O hidrogênio é o combustível fundamental de uma estrela e representa 75% dos elementos existentes no universo. Os demais elementos, com mais de 3 prótons em seus núcleos, tiveram que esperar a primeira geração de estrelas gigantes e a morte delas, cerca de 300 a 500 milhões de anos, pois foram gerados em suas entranhas, por fissão nuclear, quando elas entraram em colapso e explodiram.

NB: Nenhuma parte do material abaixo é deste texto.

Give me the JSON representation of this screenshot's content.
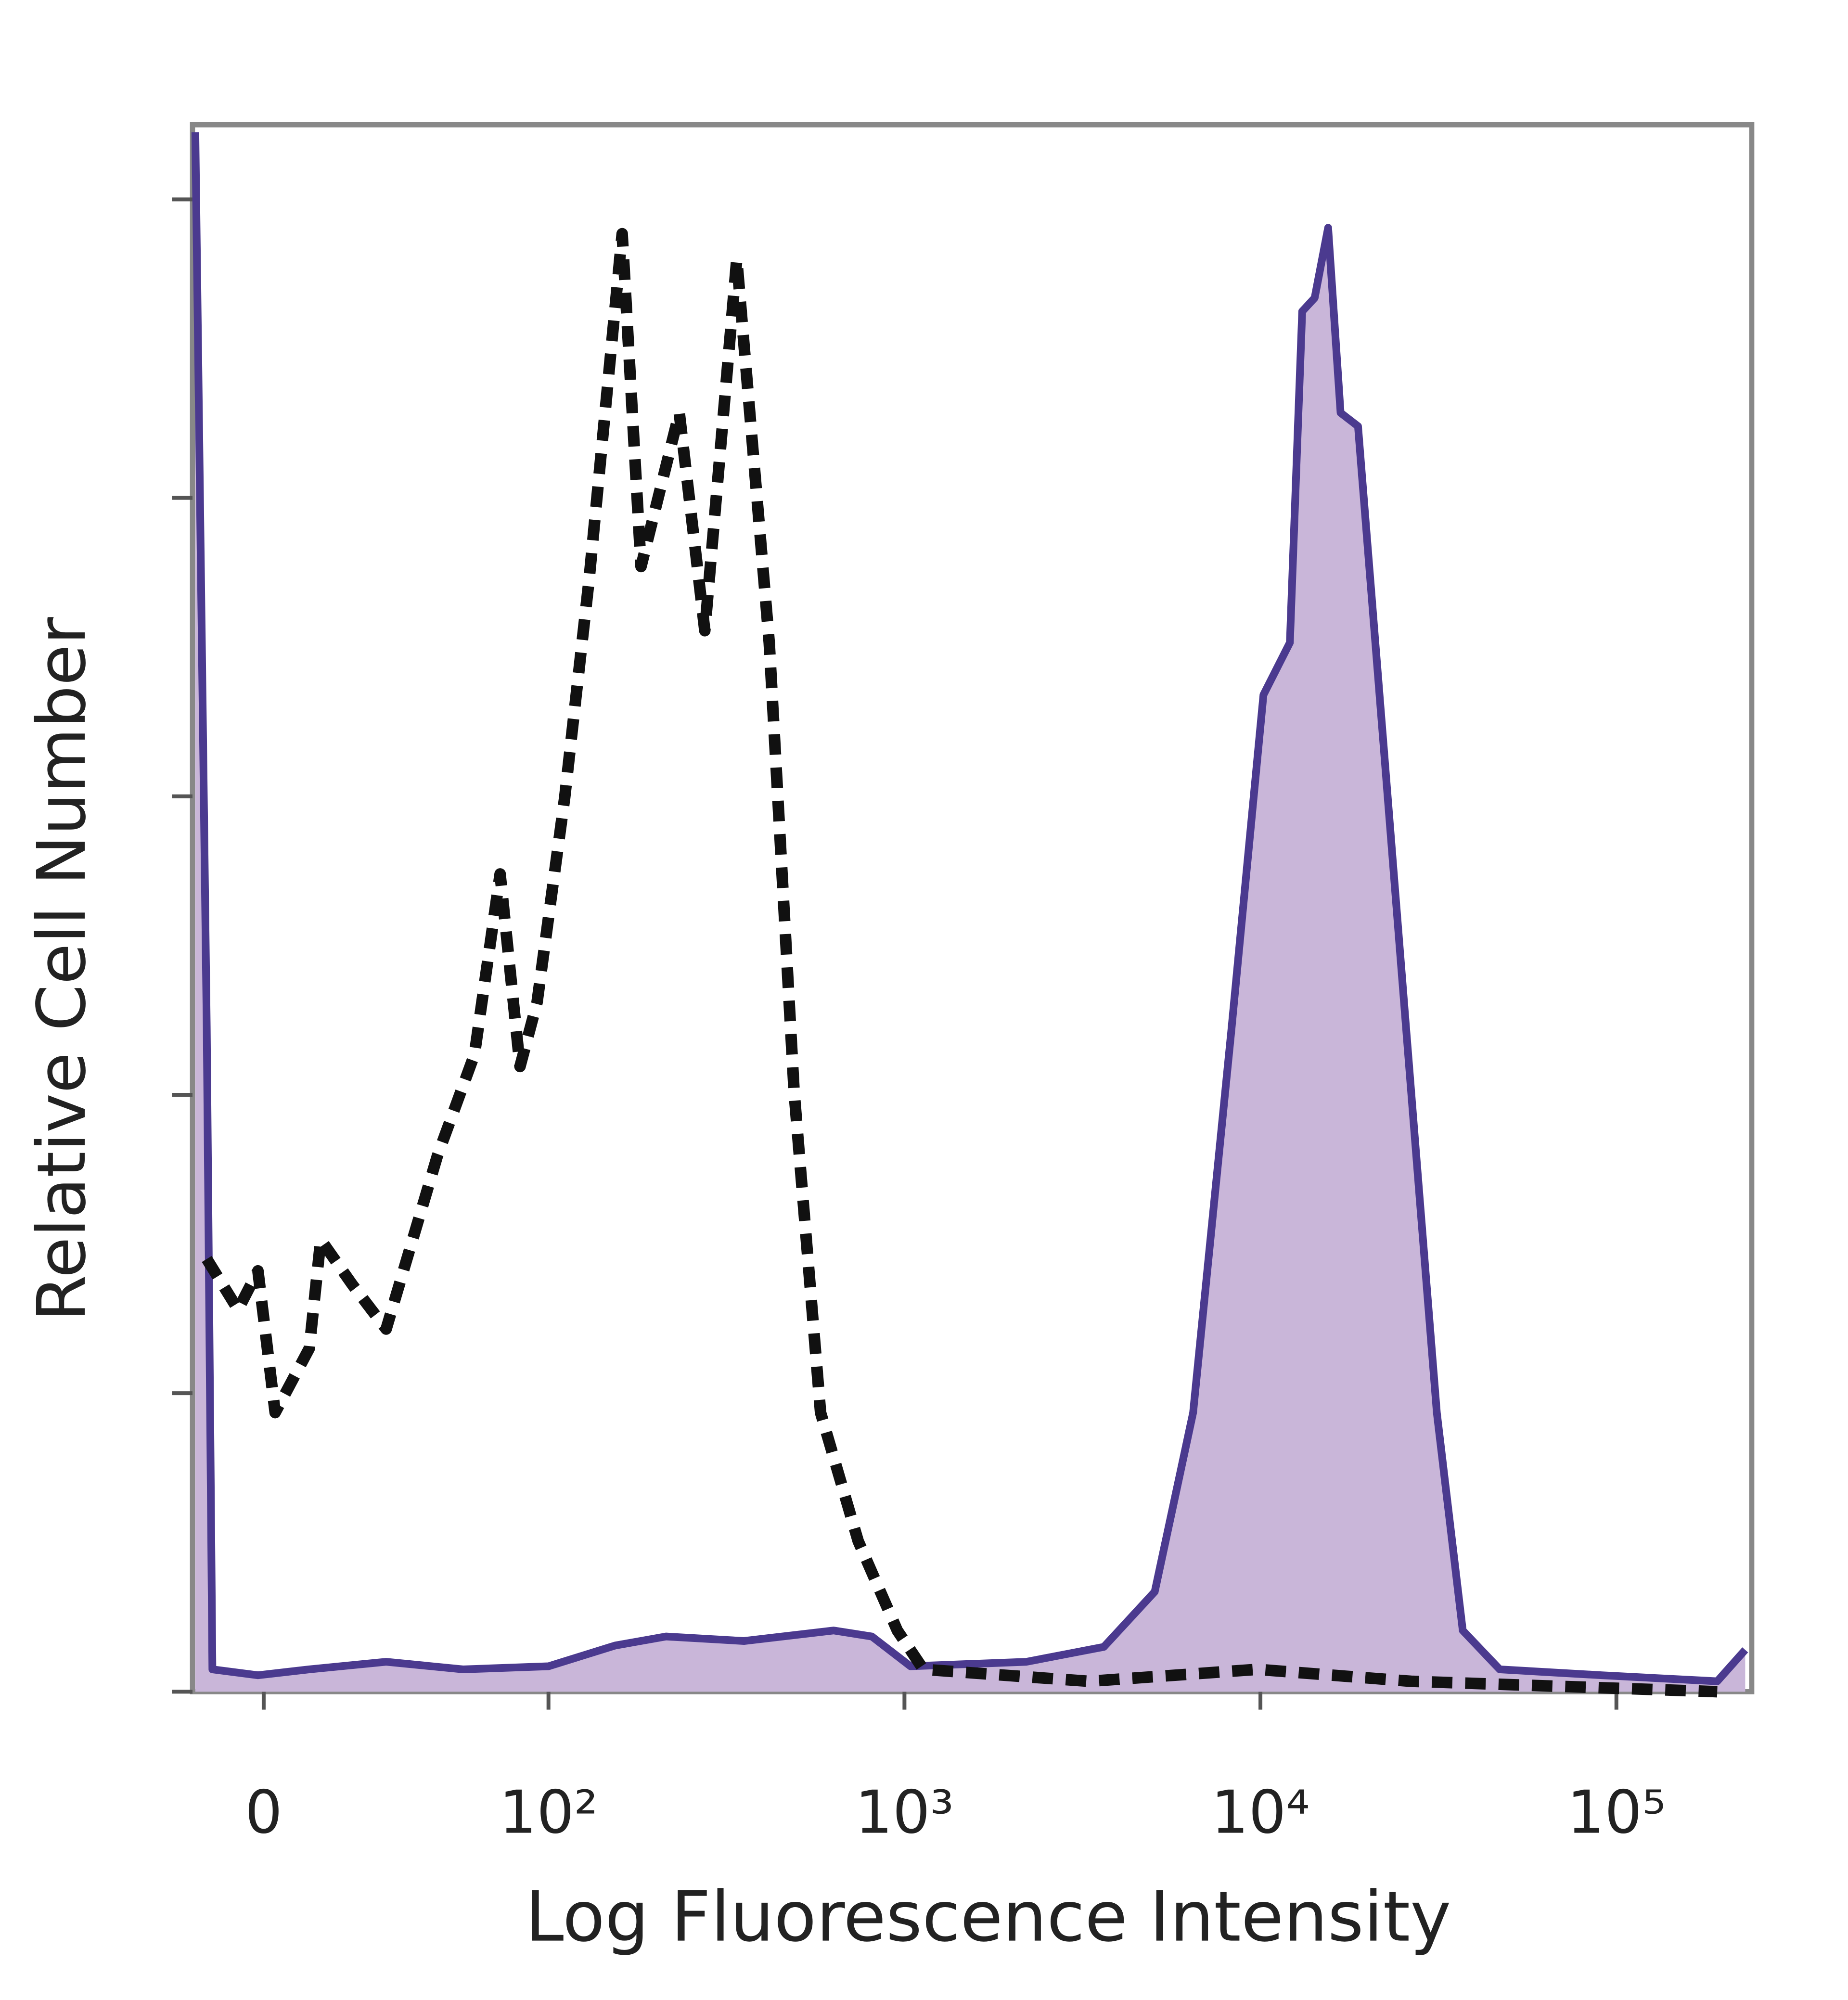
{
  "chart_data": {
    "type": "histogram-overlay",
    "x_axis_label": "Log Fluorescence Intensity",
    "y_axis_label": "Relative Cell Number",
    "xscale": "biexponential",
    "xlim": [
      -25,
      240000
    ],
    "xticks": [
      0,
      {
        "value": 100,
        "label": "10²"
      },
      {
        "value": 1000,
        "label": "10³"
      },
      {
        "value": 10000,
        "label": "10⁴"
      },
      {
        "value": 100000,
        "label": "10⁵"
      }
    ],
    "ylim": [
      0,
      105
    ],
    "yticks": [
      0,
      20,
      40,
      60,
      80,
      100
    ],
    "ytick_labels": false,
    "series": [
      {
        "color": "#4b3a8f",
        "fill": "#c9b6d9",
        "dash": false,
        "x": [
          -24,
          -20,
          -18,
          -2,
          16,
          43,
          70,
          100,
          154,
          214,
          354,
          632,
          810,
          1040,
          2200,
          3630,
          5050,
          6470,
          8300,
          10200,
          12100,
          13100,
          14200,
          15500,
          16800,
          18800,
          22500,
          26500,
          31300,
          37000,
          47000,
          91000,
          192000,
          230000
        ],
        "values": [
          104.5,
          44.5,
          1.5,
          1.1,
          1.5,
          2,
          1.5,
          1.7,
          3.1,
          3.7,
          3.4,
          4.1,
          3.7,
          1.7,
          2,
          3,
          6.7,
          18.7,
          44.5,
          66.8,
          70.3,
          92.5,
          93.4,
          98.1,
          85.7,
          84.8,
          61.6,
          40.2,
          18.7,
          4.1,
          1.5,
          1.1,
          0.7,
          2.8
        ]
      },
      {
        "color": "#111111",
        "dash": true,
        "x": [
          -20,
          -9,
          -2,
          4,
          16,
          20,
          31,
          43,
          61,
          74,
          83,
          90,
          96,
          111,
          130,
          161,
          182,
          233,
          275,
          338,
          417,
          490,
          581,
          741,
          955,
          1130,
          3300,
          9800,
          26500,
          192000
        ],
        "values": [
          29,
          25.6,
          28.2,
          18.7,
          23,
          30.3,
          27.3,
          24.3,
          35.9,
          42.7,
          54.8,
          41.9,
          46.2,
          59.9,
          74.5,
          97.7,
          75.4,
          85.7,
          71.1,
          96,
          70.3,
          40.2,
          18.7,
          10.1,
          4.1,
          1.5,
          0.7,
          1.5,
          0.7,
          0
        ]
      }
    ]
  }
}
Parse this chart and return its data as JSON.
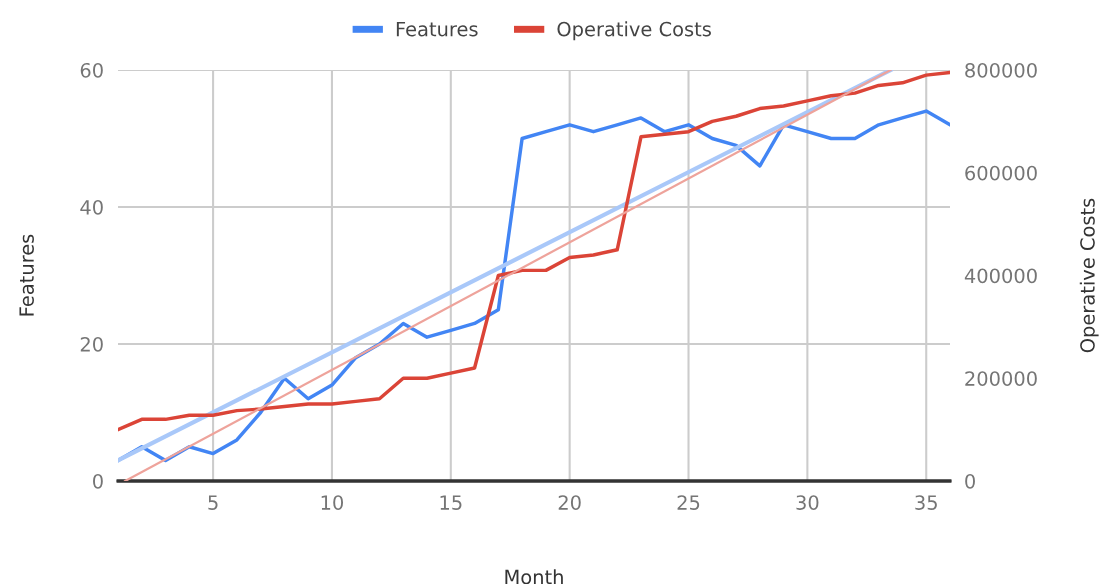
{
  "chart_data": {
    "type": "line",
    "xlabel": "Month",
    "ylabel": "Features",
    "y2label": "Operative Costs",
    "x": [
      1,
      2,
      3,
      4,
      5,
      6,
      7,
      8,
      9,
      10,
      11,
      12,
      13,
      14,
      15,
      16,
      17,
      18,
      19,
      20,
      21,
      22,
      23,
      24,
      25,
      26,
      27,
      28,
      29,
      30,
      31,
      32,
      33,
      34,
      35,
      36
    ],
    "series": [
      {
        "name": "Features",
        "color": "#4285f4",
        "values": [
          3,
          5,
          3,
          5,
          4,
          6,
          10,
          15,
          12,
          14,
          18,
          20,
          23,
          21,
          22,
          23,
          25,
          50,
          51,
          52,
          51,
          52,
          53,
          51,
          52,
          50,
          49,
          46,
          52,
          51,
          50,
          50,
          52,
          53,
          54,
          52
        ]
      },
      {
        "name": "Operative Costs",
        "color": "#db4437",
        "axis": "y2",
        "values": [
          100000,
          120000,
          120000,
          128000,
          128000,
          137000,
          140000,
          145000,
          150000,
          150000,
          155000,
          160000,
          200000,
          200000,
          210000,
          220000,
          400000,
          410000,
          410000,
          435000,
          440000,
          450000,
          670000,
          675000,
          680000,
          700000,
          710000,
          725000,
          730000,
          740000,
          750000,
          755000,
          770000,
          775000,
          790000,
          795000
        ]
      },
      {
        "type": "line",
        "color": "#a9c8f9",
        "x": [
          1,
          33.5
        ],
        "values": [
          3,
          60
        ]
      },
      {
        "type": "line",
        "color": "#eea39b",
        "axis": "y2",
        "x": [
          1.3,
          33.5
        ],
        "values": [
          0,
          800000
        ]
      }
    ],
    "xlim": [
      1,
      36
    ],
    "xticks": [
      5,
      10,
      15,
      20,
      25,
      30,
      35
    ],
    "ylim": [
      0,
      60
    ],
    "yticks": [
      0,
      20,
      40,
      60
    ],
    "y2lim": [
      0,
      800000
    ],
    "y2ticks": [
      0,
      200000,
      400000,
      600000,
      800000
    ],
    "grid": true,
    "legend": "top",
    "marker": "none",
    "line_style": "solid"
  }
}
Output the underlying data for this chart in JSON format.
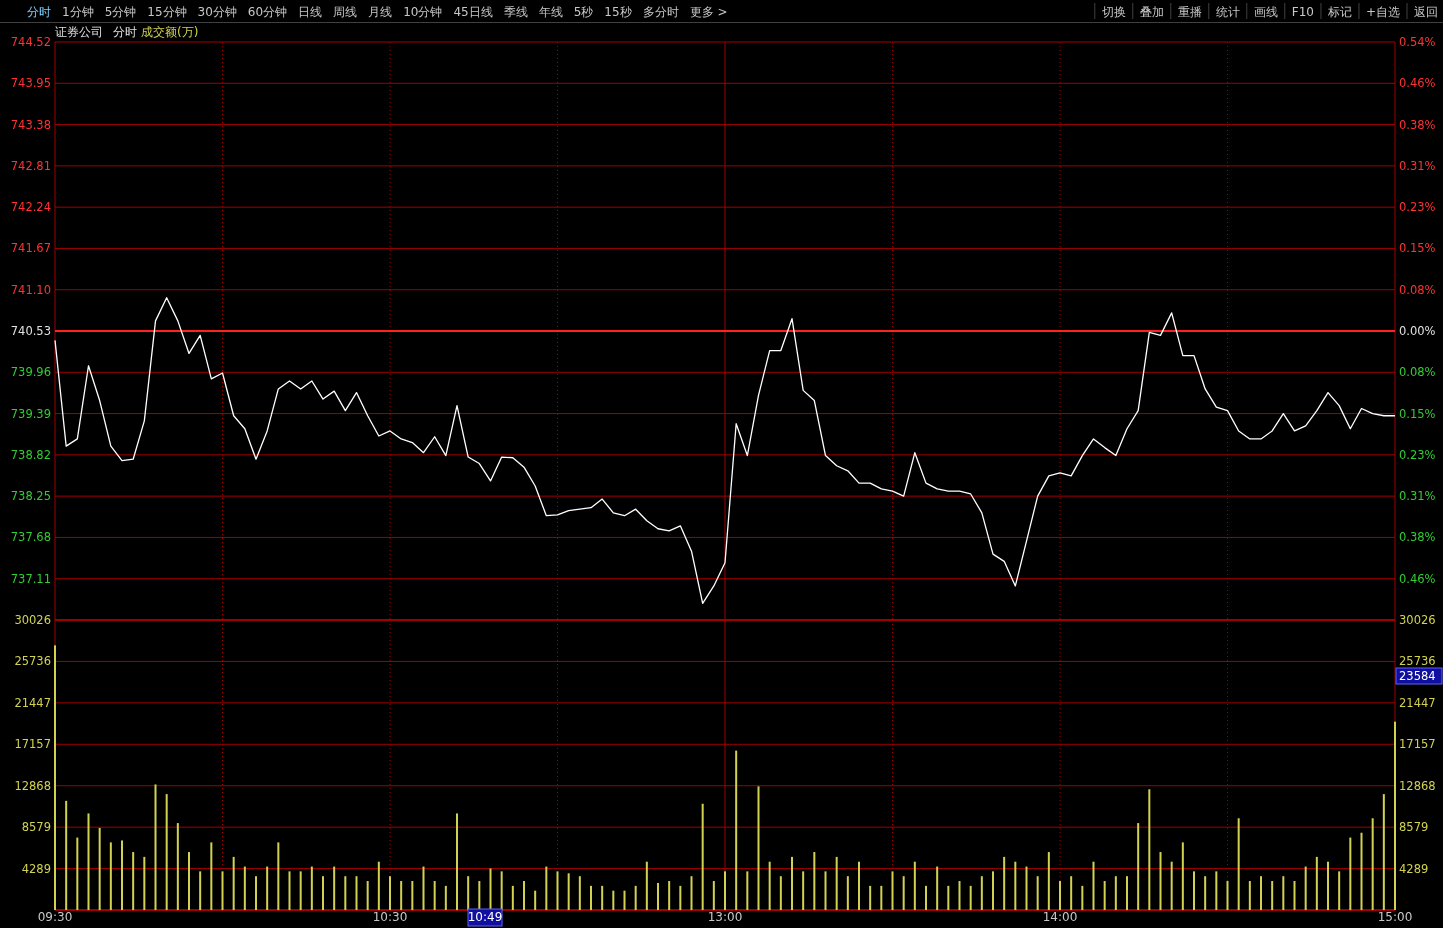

Desta forma, há 13,2 bilhões de anos surgiram no cenário universal os elementos que permitiriam a formação de planetas sólidos e o substrato para a vida. Entre eles o oxigênio, o carbono e o nitrogênio. O oxigênio é o sócio do hidrogênio na formação da água. Logo, a água, diluente e veículo indispensável para a vida como a conhecemos, só foi possível a partir deste momento. Mas o tempo entre a possibilidade de dois átomos de hidrogênio combinarem com um átomo de oxigênio para formarem a primeira molécula de água e o aparecimento real de água em estado líquido numa poça ignota sobre um planeta rochoso precisou esperar pelo menos mais 2 bilhões de anos. Pois foi necessário o nascimento de uma segunda geração de estrelas, e que entre elas existissem algumas com dimensões semelhantes às do nosso Sol para que não explodissem antes de darem uma chance à vida, e que entre essas estrelas algumas carregassem em suas órbitas planetas sólidos, não tão próximos da estrela para não serem quentes demais e nem tão distantes para não serem frios demais, e ainda não tão pequenos para que pudessem reter uma atmosfera e nem tão grandes para que a atmosfera não se transformasse numa prensa jupteriana.
Aparentemente são muitos os fatores necessários, mas num universo com bilhões de galáxias cada qual com bilhões de estrelas o próprio acaso conjura a favor de uma possibilidade positiva. Tanto que estamos aqui! É evidente que nesta análise especulativa não estamos considerando todas as variáveis que fogem dos parâmetros humanos e que poderiam ter sido aproveitadas pela vida em formatos que nem somos capazes de imaginar. Mas, de forma simplificada, para seguir o presente raciocínio, vamos considerar que a vida como nós a conhecemos é a alternativa mais prática, ou econômica, ou barata, ou mais lógica, pois, pelo menos em nosso planeta, o número de espécies passa dos 8 milhões, e neste número estamos ignorando as incontáveis milhões de espécies que já foram extintas nos 4,7 bilhões de anos de existência do planeta. Logo, este modelo que tem se mostrado bastante pródigo, mesmo que não seja o único, pode ter se apresentado de forma semelhante em outras partes, e outros tempos, no universo.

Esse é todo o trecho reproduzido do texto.